This poster was presented at Computer Graphics & Visual Computing (CGVC24) at City St George's, University of London.
Mansi Agrawal
In the face of worsening climatic conditions, the success of carbon offset projects has gained heightened significance. Our study addresses this imperative by developing a wildfire risk assessment model that can be seamlessly integrated into the carbon offset frameworks, filling a critical research gap within carbon markets. We extract texture features from high-resolution remote sensing images, employ dimensionality reduction techniques to select features crucial for specific risk classes, leverage unsupervised learning through clustering-based undersampling for handling imbalanced datasets, and iteratively enhance the dataset by modifying labels.
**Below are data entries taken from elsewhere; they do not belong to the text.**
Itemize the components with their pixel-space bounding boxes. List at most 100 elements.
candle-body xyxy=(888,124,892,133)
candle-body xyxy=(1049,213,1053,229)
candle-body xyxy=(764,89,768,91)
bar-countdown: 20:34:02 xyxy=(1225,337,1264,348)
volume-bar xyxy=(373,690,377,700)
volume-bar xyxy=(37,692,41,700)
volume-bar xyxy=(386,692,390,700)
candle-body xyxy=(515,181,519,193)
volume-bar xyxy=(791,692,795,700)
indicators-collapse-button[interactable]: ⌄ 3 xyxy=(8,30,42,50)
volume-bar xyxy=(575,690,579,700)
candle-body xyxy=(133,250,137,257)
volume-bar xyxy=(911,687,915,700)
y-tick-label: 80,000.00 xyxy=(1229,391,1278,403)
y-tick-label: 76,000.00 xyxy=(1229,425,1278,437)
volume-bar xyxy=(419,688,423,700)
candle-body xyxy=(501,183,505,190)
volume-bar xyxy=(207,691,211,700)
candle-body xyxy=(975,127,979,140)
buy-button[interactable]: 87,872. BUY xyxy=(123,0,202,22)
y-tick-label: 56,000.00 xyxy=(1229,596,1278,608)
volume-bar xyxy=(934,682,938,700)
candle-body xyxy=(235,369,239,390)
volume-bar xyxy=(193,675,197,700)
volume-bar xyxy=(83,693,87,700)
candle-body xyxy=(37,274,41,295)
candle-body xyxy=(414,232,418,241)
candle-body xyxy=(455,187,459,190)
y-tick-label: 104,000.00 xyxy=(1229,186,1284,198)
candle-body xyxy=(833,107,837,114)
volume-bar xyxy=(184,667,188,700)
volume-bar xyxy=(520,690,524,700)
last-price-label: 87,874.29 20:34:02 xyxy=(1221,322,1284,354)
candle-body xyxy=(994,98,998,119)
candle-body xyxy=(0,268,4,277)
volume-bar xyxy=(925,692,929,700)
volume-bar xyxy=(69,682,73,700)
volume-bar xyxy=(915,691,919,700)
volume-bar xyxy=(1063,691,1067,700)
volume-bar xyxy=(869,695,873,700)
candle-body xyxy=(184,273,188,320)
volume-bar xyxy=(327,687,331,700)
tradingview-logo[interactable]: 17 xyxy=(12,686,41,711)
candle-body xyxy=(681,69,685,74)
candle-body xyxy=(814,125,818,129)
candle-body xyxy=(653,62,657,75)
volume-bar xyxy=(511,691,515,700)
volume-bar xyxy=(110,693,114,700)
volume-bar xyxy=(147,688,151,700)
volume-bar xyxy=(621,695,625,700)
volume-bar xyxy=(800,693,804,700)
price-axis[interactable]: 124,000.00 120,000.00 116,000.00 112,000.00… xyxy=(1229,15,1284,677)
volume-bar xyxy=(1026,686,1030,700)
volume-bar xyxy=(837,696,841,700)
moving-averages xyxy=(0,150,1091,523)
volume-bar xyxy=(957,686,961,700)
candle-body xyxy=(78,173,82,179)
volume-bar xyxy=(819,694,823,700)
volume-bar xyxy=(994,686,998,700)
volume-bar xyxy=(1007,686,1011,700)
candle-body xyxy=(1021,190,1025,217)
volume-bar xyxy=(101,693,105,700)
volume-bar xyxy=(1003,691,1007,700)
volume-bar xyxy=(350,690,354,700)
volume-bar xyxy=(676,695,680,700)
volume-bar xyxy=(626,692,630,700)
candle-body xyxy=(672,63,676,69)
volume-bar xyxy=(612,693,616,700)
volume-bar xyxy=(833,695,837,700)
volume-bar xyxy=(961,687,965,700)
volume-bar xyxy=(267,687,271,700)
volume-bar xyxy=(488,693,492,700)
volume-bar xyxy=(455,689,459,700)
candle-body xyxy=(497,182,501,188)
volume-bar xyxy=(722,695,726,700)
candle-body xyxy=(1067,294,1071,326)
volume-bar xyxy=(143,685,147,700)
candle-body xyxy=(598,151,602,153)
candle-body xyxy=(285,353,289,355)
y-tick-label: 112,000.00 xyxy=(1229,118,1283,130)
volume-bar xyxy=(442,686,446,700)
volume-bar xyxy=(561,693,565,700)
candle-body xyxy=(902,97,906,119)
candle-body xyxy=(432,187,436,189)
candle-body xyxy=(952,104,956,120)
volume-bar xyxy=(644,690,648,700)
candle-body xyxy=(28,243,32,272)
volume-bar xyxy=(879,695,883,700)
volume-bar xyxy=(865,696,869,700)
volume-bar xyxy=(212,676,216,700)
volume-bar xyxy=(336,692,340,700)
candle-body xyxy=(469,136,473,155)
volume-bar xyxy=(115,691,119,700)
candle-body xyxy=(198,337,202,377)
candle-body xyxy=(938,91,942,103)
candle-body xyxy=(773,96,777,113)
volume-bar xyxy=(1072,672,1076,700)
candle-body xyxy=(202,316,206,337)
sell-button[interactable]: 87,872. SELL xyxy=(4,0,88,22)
Utilizing convolutional neural networks, we develop robust wildfire risk classification models, achieving recall rates up to 99% for the higher fire risk classes – a critical milestone for facilitating informed decision- making. Additionally, we (a) establish a framework for on-demand acquisition of remote sensing images to assess wildfire risk in forest offset projects, (b) evaluate the effectiveness of current permanence strategies in carbon markets for addressing unavoidable risks, and (c) consider how our findings enhance these strategies. Ultimately, this research contributes to the resilience of carbon offset projects and establishes a foundation for grounded policymaking in carbon markets, crucial for navigating the complexities of the contemporary environmental landscape. Keywords: Wildfire Risk Classification, Carbon Offset Projects, Remote Sensing Images, Clustering-Based Undersampling, Neural Network Optimization.